O governo Luiz Inácio Lula da Silva projetou nesta sexta-feira que fechará 2024 com déficit primário de 9,3 bilhões de reais, dentro da margem de tolerância estabelecida pelo arcabouço fiscal, apesar de ter feito cortes significativos nas previsões de ganho com medidas arrecadatórias aprovadas pelo Congresso.
Mesmo com o enquadramento em relação à meta, os cálculos da pasta apontam que as contas do ano devem superar o limite de gastos em 2,9 bilhões de reais. Para compensar o excesso, o governo precisará bloquear valor equivalente em verbas discricionárias, o que poderá atingir investimentos.
A sobra de gastos se deve a um aumento de 6,1 bilhões de reais na previsão de despesas obrigatórias, com elevação de custos na previdência social, valor que não foi totalmente compensado por uma estimativa de 4,5 bilhões de reais a menos em desembolsos discricionários.
Apresentada no relatório bimestral de receitas e despesas, a estimativa para o resultado primário ficou pior do que o previsto no Orçamento, de um superávit de 9,1 bilhões de reais, segundo o Ministério do Planejamento. A meta fiscal estabelecida para o ano é de déficit zero, com uma banda de tolerância de 0,25% do PIB, ou cerca de 29 bilhões de reais.
Segundo os cálculos oficiais, a receita líquida do governo, que exclui transferência a Estados e municípios, deve ficar 16,8 bilhões de reais menor do que o estimado no Orçamento, a 2,175 trilhões de reais.
Nessa área, o governo cortou o impacto previsto neste ano da medida que mudou regras sobre subvenções a empresas de 35,3 bilhões de reais para 25,8 bilhões de reais, enquanto a alteração no mecanismo de Juros sobre Capital Próprio (JCP) teve ganho reduzido de 10 bilhões de reais para zero.
Os dados mostram ainda que a equipe econômica também zerou a previsão de receita com a tributação de produtos importados de baixo valor no programa Remessa Conforme, ante projeção original de 2,9 bilhões de reais.
Cautela
Em conversa com jornalistas em São Paulo, Haddad citou a alteração do conteúdo de medidas durante a tramitação no Congresso e atribuiu os cortes nas projeções à necessidade de cautela.
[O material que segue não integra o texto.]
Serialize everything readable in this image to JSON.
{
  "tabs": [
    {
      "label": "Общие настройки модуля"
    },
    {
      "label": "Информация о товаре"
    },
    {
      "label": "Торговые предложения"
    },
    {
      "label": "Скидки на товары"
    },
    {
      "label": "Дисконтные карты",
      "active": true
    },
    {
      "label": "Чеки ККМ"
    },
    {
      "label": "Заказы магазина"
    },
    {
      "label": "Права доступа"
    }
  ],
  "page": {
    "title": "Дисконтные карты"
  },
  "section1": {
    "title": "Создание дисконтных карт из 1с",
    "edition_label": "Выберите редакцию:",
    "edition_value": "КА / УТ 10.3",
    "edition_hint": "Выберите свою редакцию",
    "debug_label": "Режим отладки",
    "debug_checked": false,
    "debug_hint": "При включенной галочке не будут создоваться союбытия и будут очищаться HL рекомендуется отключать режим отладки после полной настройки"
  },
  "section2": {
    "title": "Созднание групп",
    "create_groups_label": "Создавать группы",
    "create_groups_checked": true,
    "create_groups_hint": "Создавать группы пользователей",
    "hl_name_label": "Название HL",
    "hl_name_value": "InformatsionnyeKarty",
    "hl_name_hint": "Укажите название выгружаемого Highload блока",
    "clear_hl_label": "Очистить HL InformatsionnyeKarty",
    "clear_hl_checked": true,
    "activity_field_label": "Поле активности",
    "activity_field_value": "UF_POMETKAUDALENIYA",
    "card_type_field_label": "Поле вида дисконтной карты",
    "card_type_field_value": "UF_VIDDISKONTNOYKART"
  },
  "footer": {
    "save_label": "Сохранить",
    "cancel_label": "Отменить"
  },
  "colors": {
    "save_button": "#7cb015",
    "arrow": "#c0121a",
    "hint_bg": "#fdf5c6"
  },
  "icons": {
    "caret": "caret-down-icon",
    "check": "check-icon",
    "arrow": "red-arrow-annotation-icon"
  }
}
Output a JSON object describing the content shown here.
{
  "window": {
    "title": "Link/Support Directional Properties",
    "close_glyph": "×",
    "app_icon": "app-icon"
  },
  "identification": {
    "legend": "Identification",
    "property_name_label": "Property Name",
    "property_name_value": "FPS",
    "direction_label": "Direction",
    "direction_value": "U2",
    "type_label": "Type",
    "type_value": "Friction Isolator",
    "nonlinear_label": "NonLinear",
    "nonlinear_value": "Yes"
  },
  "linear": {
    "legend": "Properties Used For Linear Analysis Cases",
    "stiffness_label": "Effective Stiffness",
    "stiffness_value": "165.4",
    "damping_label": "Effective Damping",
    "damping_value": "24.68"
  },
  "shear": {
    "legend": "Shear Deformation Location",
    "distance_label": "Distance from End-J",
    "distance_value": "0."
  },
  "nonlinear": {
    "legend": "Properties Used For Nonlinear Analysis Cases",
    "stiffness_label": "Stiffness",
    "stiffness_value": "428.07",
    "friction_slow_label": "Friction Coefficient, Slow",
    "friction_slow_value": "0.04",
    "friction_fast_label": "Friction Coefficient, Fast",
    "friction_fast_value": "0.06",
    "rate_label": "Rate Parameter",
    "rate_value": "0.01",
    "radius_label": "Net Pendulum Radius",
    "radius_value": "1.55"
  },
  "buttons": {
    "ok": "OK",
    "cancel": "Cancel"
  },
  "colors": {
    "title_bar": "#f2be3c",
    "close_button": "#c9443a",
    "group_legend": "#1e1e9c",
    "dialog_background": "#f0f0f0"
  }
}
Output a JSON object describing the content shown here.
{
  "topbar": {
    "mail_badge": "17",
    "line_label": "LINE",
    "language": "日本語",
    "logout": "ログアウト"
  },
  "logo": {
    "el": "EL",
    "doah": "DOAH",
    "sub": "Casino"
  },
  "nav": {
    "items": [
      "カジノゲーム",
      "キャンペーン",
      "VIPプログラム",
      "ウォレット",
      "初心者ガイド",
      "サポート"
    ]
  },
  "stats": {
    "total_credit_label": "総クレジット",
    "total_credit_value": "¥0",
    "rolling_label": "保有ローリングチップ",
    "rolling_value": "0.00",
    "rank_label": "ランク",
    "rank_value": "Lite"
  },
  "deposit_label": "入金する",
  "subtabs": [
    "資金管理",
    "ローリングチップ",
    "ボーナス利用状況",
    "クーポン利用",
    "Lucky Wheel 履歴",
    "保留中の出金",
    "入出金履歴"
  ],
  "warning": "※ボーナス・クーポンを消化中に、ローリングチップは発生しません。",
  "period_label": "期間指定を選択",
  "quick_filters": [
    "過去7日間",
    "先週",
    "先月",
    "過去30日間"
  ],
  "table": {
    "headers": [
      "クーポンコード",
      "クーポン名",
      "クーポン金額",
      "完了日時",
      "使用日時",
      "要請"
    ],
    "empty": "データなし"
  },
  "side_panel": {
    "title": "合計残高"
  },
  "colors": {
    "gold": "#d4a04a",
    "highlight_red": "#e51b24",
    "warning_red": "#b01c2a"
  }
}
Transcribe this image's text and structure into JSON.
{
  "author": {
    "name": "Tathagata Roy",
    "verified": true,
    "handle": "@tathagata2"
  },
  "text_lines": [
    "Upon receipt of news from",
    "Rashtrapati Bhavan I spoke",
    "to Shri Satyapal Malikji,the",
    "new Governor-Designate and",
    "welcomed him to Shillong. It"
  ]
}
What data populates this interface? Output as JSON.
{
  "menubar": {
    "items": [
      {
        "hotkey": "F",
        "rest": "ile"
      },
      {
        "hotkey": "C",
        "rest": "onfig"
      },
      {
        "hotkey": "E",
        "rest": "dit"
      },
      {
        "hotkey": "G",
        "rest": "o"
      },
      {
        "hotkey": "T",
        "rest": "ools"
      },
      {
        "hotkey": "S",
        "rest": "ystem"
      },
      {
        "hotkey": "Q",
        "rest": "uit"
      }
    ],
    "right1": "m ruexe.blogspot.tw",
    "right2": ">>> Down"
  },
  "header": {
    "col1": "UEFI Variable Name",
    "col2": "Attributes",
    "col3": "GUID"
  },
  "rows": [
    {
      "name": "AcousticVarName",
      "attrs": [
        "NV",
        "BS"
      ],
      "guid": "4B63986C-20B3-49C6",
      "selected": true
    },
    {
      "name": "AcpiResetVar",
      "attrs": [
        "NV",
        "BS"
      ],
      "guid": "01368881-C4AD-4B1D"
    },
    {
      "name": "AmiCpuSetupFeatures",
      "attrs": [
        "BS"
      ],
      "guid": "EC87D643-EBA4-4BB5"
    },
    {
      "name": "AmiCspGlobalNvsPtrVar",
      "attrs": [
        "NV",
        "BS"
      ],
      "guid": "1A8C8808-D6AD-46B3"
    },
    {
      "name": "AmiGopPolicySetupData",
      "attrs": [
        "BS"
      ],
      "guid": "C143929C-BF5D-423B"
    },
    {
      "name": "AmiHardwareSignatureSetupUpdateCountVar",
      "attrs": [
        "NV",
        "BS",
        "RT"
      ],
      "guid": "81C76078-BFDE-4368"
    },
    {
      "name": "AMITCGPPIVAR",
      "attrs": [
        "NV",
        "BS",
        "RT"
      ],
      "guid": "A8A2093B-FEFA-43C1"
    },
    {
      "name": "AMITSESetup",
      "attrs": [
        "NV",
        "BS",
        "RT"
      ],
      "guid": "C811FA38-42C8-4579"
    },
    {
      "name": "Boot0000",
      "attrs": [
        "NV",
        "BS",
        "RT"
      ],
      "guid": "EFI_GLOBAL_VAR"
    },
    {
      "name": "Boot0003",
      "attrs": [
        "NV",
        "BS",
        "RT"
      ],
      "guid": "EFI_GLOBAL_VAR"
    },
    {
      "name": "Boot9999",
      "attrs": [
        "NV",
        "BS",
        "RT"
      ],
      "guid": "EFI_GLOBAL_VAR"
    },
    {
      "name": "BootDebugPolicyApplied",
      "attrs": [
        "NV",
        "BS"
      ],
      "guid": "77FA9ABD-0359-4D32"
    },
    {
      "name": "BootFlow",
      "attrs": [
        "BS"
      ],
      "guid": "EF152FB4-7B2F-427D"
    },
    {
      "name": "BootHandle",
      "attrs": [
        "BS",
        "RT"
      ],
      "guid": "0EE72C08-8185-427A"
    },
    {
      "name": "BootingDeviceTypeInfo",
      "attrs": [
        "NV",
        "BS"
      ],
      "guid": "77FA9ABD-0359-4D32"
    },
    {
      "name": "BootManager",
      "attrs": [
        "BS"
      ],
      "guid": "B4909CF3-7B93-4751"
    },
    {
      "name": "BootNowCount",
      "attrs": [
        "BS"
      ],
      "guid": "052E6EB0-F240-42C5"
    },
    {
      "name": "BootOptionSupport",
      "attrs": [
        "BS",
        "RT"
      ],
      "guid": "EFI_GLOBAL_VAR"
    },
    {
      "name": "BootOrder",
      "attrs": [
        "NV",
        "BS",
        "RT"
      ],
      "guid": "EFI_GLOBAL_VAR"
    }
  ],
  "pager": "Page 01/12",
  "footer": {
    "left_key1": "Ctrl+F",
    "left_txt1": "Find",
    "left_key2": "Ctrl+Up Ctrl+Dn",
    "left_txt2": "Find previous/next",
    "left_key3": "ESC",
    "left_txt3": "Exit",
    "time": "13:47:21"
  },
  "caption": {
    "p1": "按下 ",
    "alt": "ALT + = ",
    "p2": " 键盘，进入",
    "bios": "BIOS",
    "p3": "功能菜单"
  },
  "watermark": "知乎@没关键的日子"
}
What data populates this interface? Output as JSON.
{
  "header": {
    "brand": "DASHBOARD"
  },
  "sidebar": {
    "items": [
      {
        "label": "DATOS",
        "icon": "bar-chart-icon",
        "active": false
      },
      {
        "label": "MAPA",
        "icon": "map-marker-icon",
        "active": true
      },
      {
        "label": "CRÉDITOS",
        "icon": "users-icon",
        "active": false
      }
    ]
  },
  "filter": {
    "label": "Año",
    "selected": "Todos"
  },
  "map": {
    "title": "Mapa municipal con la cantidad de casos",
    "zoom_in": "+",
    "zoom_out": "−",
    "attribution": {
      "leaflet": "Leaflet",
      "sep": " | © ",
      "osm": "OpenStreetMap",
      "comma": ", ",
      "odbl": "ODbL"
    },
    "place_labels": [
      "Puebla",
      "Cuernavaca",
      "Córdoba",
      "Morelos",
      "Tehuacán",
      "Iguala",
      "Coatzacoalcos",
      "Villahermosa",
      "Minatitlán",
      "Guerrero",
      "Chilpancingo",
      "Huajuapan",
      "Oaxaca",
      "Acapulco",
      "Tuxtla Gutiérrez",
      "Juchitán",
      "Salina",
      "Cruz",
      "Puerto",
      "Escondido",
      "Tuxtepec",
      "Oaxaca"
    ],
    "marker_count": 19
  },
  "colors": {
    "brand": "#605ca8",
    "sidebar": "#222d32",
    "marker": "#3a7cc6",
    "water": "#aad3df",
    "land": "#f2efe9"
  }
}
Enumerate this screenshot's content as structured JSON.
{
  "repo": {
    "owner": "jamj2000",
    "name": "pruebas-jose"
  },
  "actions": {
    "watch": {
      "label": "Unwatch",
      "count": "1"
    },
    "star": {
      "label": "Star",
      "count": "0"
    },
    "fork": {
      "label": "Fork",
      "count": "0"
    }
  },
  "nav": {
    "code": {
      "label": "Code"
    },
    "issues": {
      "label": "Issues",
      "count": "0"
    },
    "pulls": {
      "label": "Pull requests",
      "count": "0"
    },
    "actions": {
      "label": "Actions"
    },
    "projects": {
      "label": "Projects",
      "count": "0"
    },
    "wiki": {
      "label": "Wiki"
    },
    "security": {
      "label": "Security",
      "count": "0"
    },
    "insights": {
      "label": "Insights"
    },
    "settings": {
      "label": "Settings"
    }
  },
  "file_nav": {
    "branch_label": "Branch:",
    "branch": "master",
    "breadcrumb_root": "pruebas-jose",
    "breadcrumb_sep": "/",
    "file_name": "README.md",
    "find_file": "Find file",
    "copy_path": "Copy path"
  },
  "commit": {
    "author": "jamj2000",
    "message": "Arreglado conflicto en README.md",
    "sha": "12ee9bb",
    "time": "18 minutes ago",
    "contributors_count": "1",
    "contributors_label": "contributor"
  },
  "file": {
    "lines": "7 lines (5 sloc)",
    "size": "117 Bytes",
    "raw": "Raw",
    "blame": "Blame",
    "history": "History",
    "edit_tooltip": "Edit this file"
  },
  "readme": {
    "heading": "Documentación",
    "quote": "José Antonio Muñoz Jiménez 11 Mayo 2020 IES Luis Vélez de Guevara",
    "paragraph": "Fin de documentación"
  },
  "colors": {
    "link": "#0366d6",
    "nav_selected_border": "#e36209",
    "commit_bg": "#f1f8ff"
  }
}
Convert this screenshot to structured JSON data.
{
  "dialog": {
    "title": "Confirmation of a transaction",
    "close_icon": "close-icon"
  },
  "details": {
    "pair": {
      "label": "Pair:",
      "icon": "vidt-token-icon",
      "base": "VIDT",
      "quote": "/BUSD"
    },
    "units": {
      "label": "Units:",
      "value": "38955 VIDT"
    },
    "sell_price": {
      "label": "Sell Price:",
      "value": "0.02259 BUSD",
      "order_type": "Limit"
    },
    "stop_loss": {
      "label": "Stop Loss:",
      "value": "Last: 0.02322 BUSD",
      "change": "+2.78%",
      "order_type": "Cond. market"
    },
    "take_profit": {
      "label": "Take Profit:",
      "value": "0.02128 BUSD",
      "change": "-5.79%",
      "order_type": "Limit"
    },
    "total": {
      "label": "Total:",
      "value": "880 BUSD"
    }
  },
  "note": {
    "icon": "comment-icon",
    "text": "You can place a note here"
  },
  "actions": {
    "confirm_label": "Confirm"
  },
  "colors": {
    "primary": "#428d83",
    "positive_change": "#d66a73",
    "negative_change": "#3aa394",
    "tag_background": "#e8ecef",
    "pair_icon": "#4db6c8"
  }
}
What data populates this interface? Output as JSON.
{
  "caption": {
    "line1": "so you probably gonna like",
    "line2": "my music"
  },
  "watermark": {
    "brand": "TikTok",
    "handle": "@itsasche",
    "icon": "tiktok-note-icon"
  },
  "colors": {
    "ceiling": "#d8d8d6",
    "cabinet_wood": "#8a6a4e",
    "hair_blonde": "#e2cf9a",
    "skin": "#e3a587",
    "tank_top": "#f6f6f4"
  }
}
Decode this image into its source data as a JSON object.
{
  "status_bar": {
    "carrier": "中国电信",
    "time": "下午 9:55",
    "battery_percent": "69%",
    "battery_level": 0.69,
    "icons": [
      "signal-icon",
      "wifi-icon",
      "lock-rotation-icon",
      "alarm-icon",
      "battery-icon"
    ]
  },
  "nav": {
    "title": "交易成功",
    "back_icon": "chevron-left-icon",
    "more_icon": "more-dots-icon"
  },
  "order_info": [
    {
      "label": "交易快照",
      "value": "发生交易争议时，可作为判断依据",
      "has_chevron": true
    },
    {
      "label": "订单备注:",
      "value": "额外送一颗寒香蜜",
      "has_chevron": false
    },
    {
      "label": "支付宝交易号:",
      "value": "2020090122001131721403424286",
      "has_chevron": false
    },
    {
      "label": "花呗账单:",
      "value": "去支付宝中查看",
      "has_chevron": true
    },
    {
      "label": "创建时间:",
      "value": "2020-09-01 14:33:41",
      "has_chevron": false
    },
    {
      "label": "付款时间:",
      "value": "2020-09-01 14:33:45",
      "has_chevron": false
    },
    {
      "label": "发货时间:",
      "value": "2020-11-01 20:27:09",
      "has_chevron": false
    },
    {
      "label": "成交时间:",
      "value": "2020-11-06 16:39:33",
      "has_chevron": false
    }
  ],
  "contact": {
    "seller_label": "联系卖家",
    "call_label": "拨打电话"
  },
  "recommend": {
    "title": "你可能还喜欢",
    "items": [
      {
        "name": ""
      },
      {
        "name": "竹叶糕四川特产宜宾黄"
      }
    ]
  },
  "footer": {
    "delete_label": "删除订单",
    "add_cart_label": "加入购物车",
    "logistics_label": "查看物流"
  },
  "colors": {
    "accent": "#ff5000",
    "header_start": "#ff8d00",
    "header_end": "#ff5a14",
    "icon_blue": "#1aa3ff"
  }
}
“Quando você revê para baixo, você está sendo mais cauteloso, você está aproximando mais daquilo que você imagina que vai performar, é uma medida de responsabilidade fazer isso”, disse.
Ainda do lado da arrecadação, a projeção oficial aponta que a coleta de impostos pela Receita Federal deve ficar 17,7 bilhões de reais abaixo do previsto no Orçamento. Nas contas não administradas pelo fisco, a perda é estimada em 27,3 bilhões de reais nas rubricas de concessões públicas e exploração de recursos naturais.
Mesmo com a expectativa de arrecadação menor em diversas frentes, o governo prevê uma alta de arrecadação total de 168,3 bilhões de reais neste ano em relação a 2023, valor muito próximo ao previsto originalmente no Orçamento.
O efeito quase nulo nas contas se deve a ganhos previstos em outras áreas. Entre os pontos, está a limitação de compensações tributária de empresas, que deve gerar um incremento de 24 bilhões de reais no ano. A iniciativa, editada pelo governo em medida provisória, ainda não foi aprovada pelo Congresso.
Em relação às despesas totais, a previsão do governo é de uma alta de 1,6 bilhão de reais, atingindo 2,185 trilhões de reais.
No geral, a nova projeção para o resultado primário ficou muito acima das estimativas feitas até mesmo dentro do governo nos últimos meses. A própria equipe econômica chegou a fazer uma interpretação do arcabouço fiscal para defender que possíveis contingenciamentos de verba para respeitar a meta fossem limitados a 23 bilhões de reais — valor que analistas consideravam menor que o necessário para assegurar o déficit zero.
O número apresentado nesta sexta pode dar força para o ministro da Fazenda, Fernando Haddad, resistir à pressão de parte do governo para revisar a meta fiscal de forma a dar mais espaço para investimentos, como defendia parte do primeiro escalão e, em certo momento, o próprio presidente Luiz Inácio Lula da Silva.
Nos dois primeiros meses do ano, a arrecadação do governo veio acima do esperado e registrou recordes, o que evitou a necessidade de um contingenciamento para assegurar o cumprimento da meta fiscal.
No entanto, como as despesas surpreenderam para cima, especialmente os gastos previdenciários, será necessário o bloqueio de 2,9 bilhões de reais, dado antecipado pela Reuters. O detalhamento do corte por ministério será apresentado até o fim do mês.
Pelo arcabouço fiscal aprovado no ano passado, as despesas do governo podem crescer a um ritmo de 70% da variação da arrecadação, sendo limitadas a uma alta real anual de 0,6% a 2,5%.